The sign at the new warehouse that signals it is open to receive donations

Foodbank vouchers are given to those in need by various agencies.

Alison said anyone experiencing financial difficulties should contact Citizens Advice Woking, their social worker, health visitor, council housing department or through their children’s primary school.

This week the foodbank opened its new site in Knaphill and is asking for donations of Christmas-themed goods.

The 2,000sq ft warehouse on the Lansbury Estate in Lower Guildford Road is twice the size of the space the foodbank had at Titan Storage in Sheerwater and has heating and water.

Deliveries can be made between 10am and noon on Mondays and Thursdays and from 6.30pm to 8.30pm on Wednesdays.

Alison said donations can be put into a crate outside the warehouse or at the foyer.

She said only items left during the opening hours can be accepted and anything left at any other times will have to be thrown away.

A selection of donated goods

Alison said local residents have been so generous this year that there is little need for the regular items, but festive treats are very welcome.

“We need things such as Christmas biscuits, cakes and treats for children,” Alison said.

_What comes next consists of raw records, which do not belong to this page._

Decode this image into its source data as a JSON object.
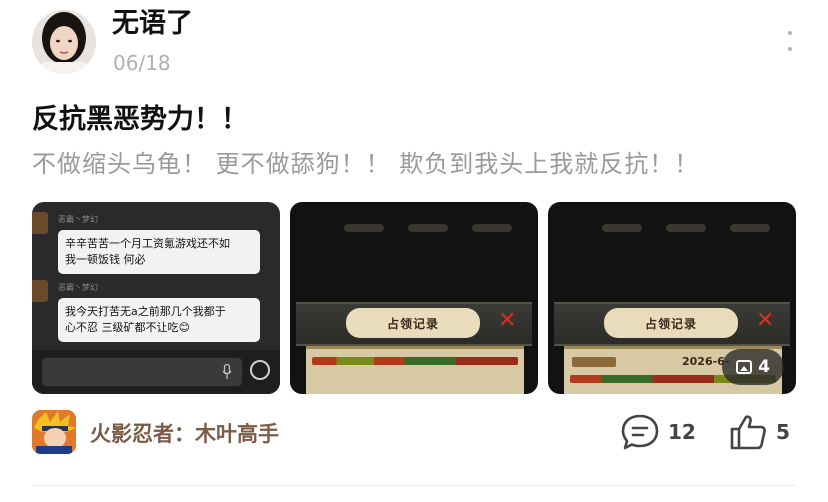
{
  "post": {
    "author": "无语了",
    "date": "06/18",
    "title": "反抗黑恶势力！！",
    "body": "不做缩头乌龟！ 更不做舔狗！！ 欺负到我头上我就反抗！！"
  },
  "images": {
    "chat": {
      "sender_name": "恶霸丶梦幻",
      "msg1_line1": "辛辛苦苦一个月工资氪游戏还不如",
      "msg1_line2": "我一顿饭钱 何必",
      "msg2_line1": "我今天打苦无a之前那几个我都于",
      "msg2_line2": "心不忍 三级矿都不让吃😊"
    },
    "game1": {
      "panel_title": "占领记录"
    },
    "game2": {
      "panel_title": "占领记录",
      "date_text": "2026-6-"
    },
    "more_count": "4"
  },
  "footer": {
    "game_tag": "火影忍者：木叶高手",
    "comment_count": "12",
    "like_count": "5"
  },
  "icons": [
    "more-icon",
    "photos-icon",
    "comment-icon",
    "like-icon",
    "mic-icon",
    "emoji-icon",
    "close-icon"
  ],
  "colors": {
    "accent_brown": "#7c5b47",
    "muted": "#9a9a9a",
    "game_red": "#d43222"
  }
}
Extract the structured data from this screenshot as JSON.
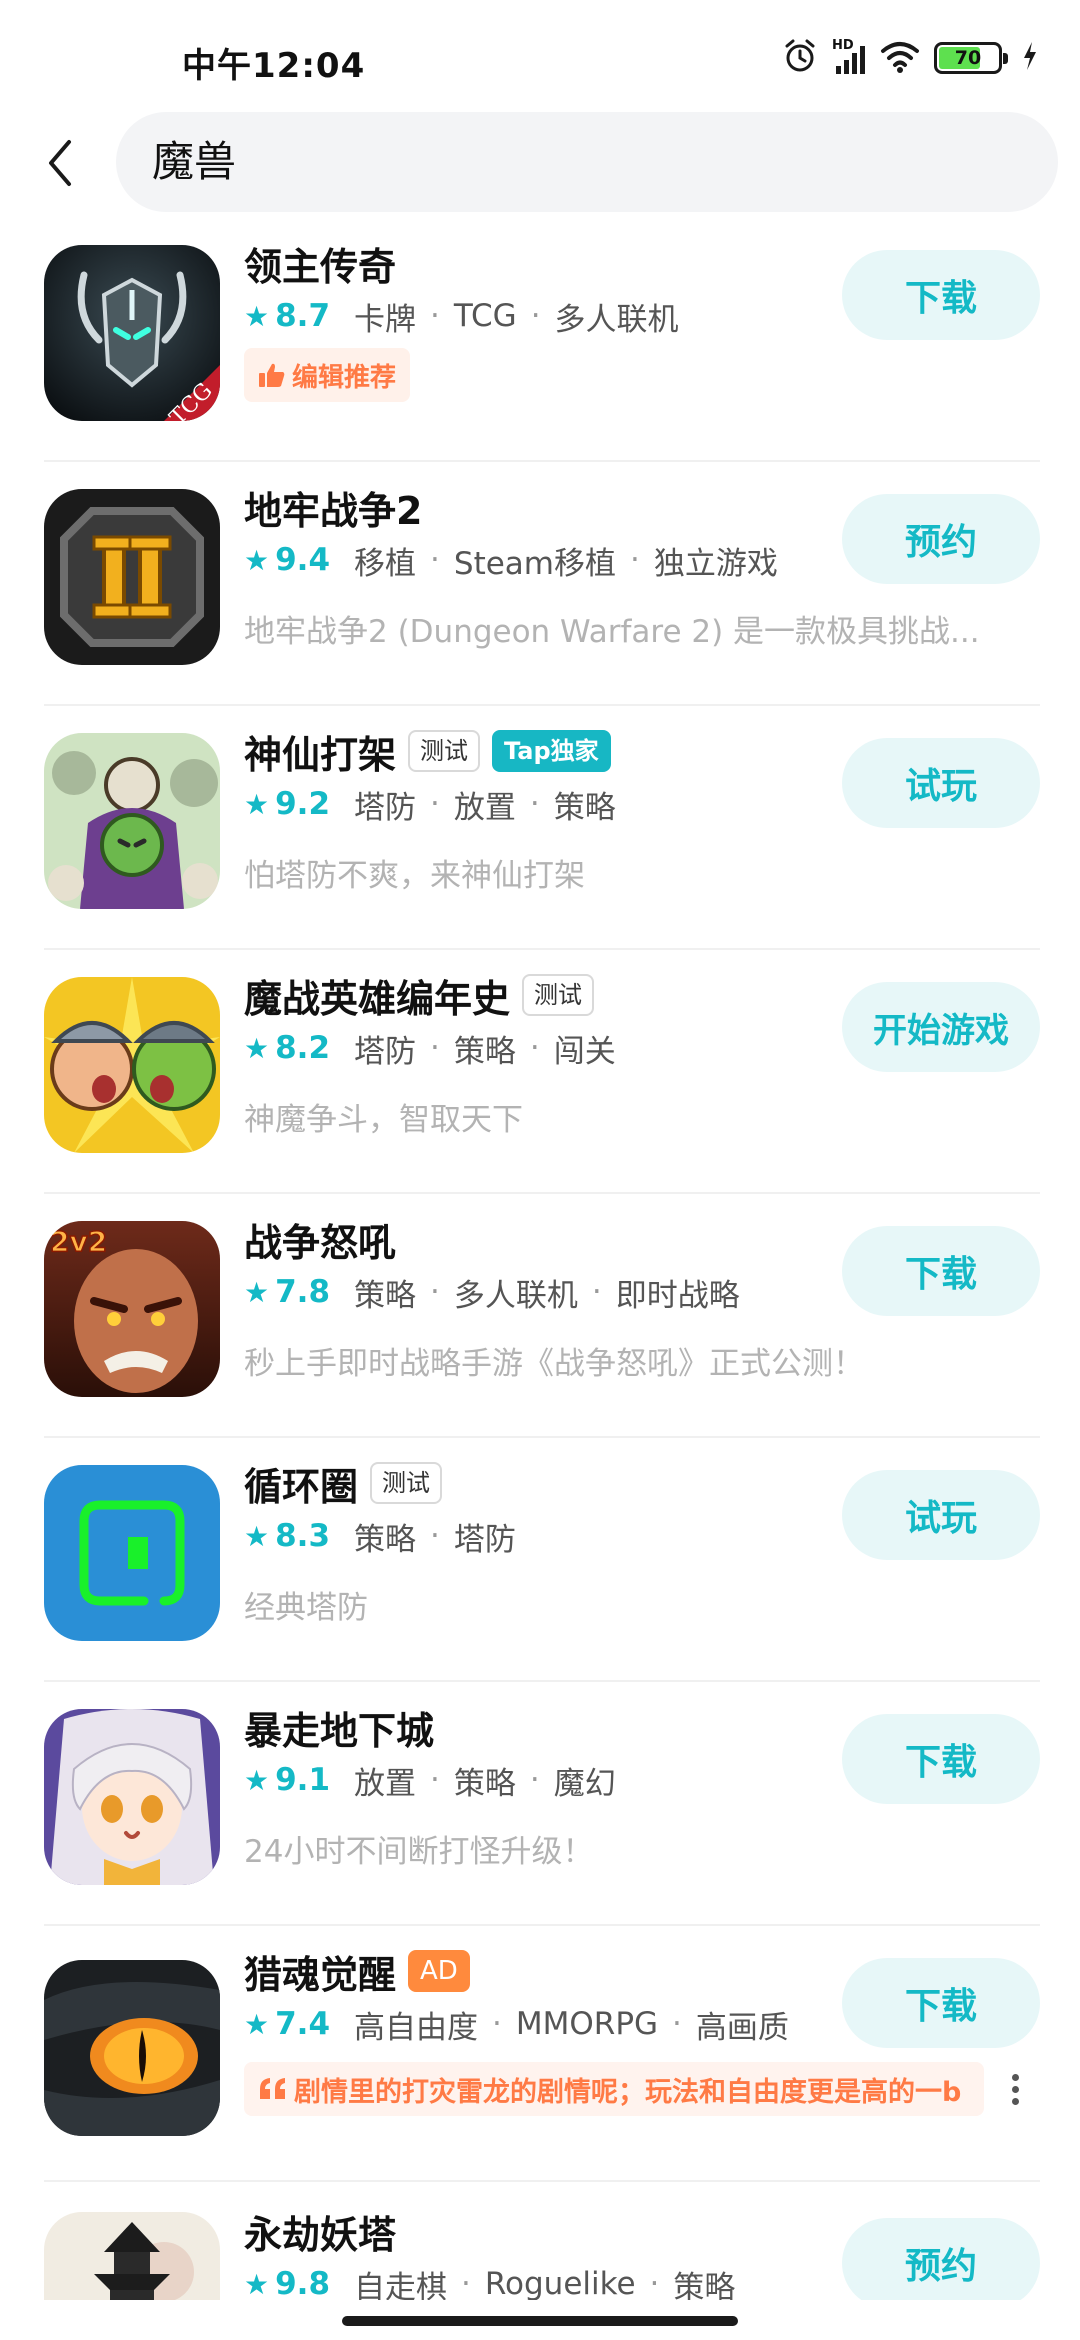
{
  "status_bar": {
    "time": "中午12:04",
    "network_label": "HD",
    "battery_level": "70",
    "battery_fraction": 0.7,
    "icons": [
      "alarm-icon",
      "signal-icon",
      "wifi-icon",
      "battery-icon",
      "charging-icon"
    ]
  },
  "search": {
    "query": "魔兽",
    "back_icon": "chevron-left-icon"
  },
  "colors": {
    "accent": "#14b9c6",
    "button_bg": "#e7f7f8",
    "badge_orange": "#ff7a45",
    "ad_tag": "#ff8a3d"
  },
  "apps": [
    {
      "title": "领主传奇",
      "tags": [],
      "rating": "8.7",
      "categories": [
        "卡牌",
        "TCG",
        "多人联机"
      ],
      "badge": "编辑推荐",
      "action": "下载",
      "icon_label": "TCG"
    },
    {
      "title": "地牢战争2",
      "tags": [],
      "rating": "9.4",
      "categories": [
        "移植",
        "Steam移植",
        "独立游戏"
      ],
      "description": "地牢战争2 (Dungeon Warfare 2) 是一款极具挑战...",
      "action": "预约"
    },
    {
      "title": "神仙打架",
      "tags": [
        "测试",
        "Tap独家"
      ],
      "rating": "9.2",
      "categories": [
        "塔防",
        "放置",
        "策略"
      ],
      "description": "怕塔防不爽，来神仙打架",
      "action": "试玩"
    },
    {
      "title": "魔战英雄编年史",
      "tags": [
        "测试"
      ],
      "rating": "8.2",
      "categories": [
        "塔防",
        "策略",
        "闯关"
      ],
      "description": "神魔争斗，智取天下",
      "action": "开始游戏"
    },
    {
      "title": "战争怒吼",
      "tags": [],
      "rating": "7.8",
      "categories": [
        "策略",
        "多人联机",
        "即时战略"
      ],
      "description": "秒上手即时战略手游《战争怒吼》正式公测！",
      "action": "下载",
      "icon_label": "2v2"
    },
    {
      "title": "循环圈",
      "tags": [
        "测试"
      ],
      "rating": "8.3",
      "categories": [
        "策略",
        "塔防"
      ],
      "description": "经典塔防",
      "action": "试玩"
    },
    {
      "title": "暴走地下城",
      "tags": [],
      "rating": "9.1",
      "categories": [
        "放置",
        "策略",
        "魔幻"
      ],
      "description": "24小时不间断打怪升级！",
      "action": "下载"
    },
    {
      "title": "猎魂觉醒",
      "tags": [
        "AD"
      ],
      "rating": "7.4",
      "categories": [
        "高自由度",
        "MMORPG",
        "高画质"
      ],
      "review": "剧情里的打灾雷龙的剧情呢；玩法和自由度更是高的一b",
      "action": "下载"
    },
    {
      "title": "永劫妖塔",
      "tags": [],
      "rating": "9.8",
      "categories": [
        "自走棋",
        "Roguelike",
        "策略"
      ],
      "action": "预约"
    }
  ]
}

She said the foodbank had to buy some items at the start of the pandemic, but its shelves have been filling up with donations throughout the rest of the year.

“We are very grateful for the huge support and when things get difficult, people get even more generous.”

Alison said the move from Sheerwater to the Lansbury Estate has taken about six weeks, with a big push last weekend to move the last items.

The foodbank recently took on 35 extra volunteers with a total base of 115.

Coronavirus has meant that some of the longstanding volunteers have been unable to help, but they are slowly coming back.